In his homily, Father John Mink reminded those in attendance that St. Francis gave up his privileged life for a life of poverty — as first responders must potentially give up their lives for one of self-sacrifice. In the story of the leper, St. Francis brought light to the darkest of moments. Francis was led by God into the company of the lepers and had pity on them. He sacrificed his own life for he saw the face of Christ in others. Like St. Francis, first responders see the face of Christ in everyone. First responders see everyone as brothers and sisters, and from that the strong self-sacrificing love they possess and put forth in their work each and every day.
Police, firefighters, and others voluntarily put themselves into the darkness to shed some light on a situation, said Father Mink, the New Castle County Police Department chaplain. They sacrifice sleep, health, time with families and, above all else, their lives for the well-being and safety of others.

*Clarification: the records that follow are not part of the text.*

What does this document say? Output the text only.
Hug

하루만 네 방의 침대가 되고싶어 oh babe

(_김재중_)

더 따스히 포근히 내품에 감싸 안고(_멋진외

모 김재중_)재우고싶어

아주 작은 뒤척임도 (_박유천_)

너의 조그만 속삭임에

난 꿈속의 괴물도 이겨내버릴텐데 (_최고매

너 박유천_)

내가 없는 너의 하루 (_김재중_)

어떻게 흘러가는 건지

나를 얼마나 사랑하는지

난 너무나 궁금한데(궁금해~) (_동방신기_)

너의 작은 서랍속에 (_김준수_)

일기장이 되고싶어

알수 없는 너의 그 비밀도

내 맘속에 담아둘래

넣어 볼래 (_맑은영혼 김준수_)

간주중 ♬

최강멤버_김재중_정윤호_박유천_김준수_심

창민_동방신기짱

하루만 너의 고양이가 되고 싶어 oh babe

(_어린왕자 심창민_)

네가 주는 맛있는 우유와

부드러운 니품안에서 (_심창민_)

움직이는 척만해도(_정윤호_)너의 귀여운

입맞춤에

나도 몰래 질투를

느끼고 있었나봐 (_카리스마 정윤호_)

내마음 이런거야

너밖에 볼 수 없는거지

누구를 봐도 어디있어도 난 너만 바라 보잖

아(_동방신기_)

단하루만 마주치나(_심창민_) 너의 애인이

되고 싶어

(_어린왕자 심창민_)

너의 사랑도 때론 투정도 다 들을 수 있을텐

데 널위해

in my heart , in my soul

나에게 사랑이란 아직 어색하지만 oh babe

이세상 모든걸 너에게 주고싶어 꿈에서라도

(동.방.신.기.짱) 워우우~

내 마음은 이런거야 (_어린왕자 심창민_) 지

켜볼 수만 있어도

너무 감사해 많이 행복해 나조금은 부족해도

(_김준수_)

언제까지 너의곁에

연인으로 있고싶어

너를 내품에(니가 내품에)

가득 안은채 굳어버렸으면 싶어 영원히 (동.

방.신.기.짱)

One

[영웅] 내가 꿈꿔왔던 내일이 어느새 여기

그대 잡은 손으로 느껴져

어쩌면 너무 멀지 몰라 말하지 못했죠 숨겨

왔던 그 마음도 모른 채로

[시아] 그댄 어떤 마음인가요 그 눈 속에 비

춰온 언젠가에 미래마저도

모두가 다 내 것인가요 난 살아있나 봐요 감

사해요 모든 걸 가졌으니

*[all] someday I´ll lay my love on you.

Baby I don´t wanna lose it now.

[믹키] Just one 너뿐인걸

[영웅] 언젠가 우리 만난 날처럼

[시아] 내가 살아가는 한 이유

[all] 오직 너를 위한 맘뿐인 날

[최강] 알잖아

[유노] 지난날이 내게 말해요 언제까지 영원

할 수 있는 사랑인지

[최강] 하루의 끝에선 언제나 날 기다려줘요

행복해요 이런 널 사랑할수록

But what do first responders do all day? “It’s not just a routine traffic stop, a false alarm, or being the first at the scene,” Father Mink said. It is about the faith of first responders. While others sleep, they are up sacrificing their lives for the preservation of ours. First responders protect and serve our community. They are willing to make the ultimate sacrifice, to put themselves in harms way, for the better of our community.
Father Mink, a former National Guard chaplain, states that first responders face the darkness everyday from “encountering poor, the forgotten, and to those with mental illnesses.”
This coming together of the annual Blue Mass, according to Edward “Mike” Rush Jr., a former volunteer at the Wilmington Manor Fire Company, “shows us as a diocese that we still have a close relationship with each other.” As we gather as a diocese for events such as these we realize that we are such a tight-knit community, and we should be grateful for those who serve, protect, and keep this community safe, he said.
“We must all keep the peace,” Father Mink said. This is as first responders and the whole Diocese of Wilmington all the same. According to Jasper H. Lakey, who is a member of the Delaware City Fire Company and serves on the advisory committee to the State Fire School Committee, “We need to encourage more young people to volunteer more.” When we come together as a community to volunteer for the police, fire houses and emergency services, we can truly make a difference, Lakey said.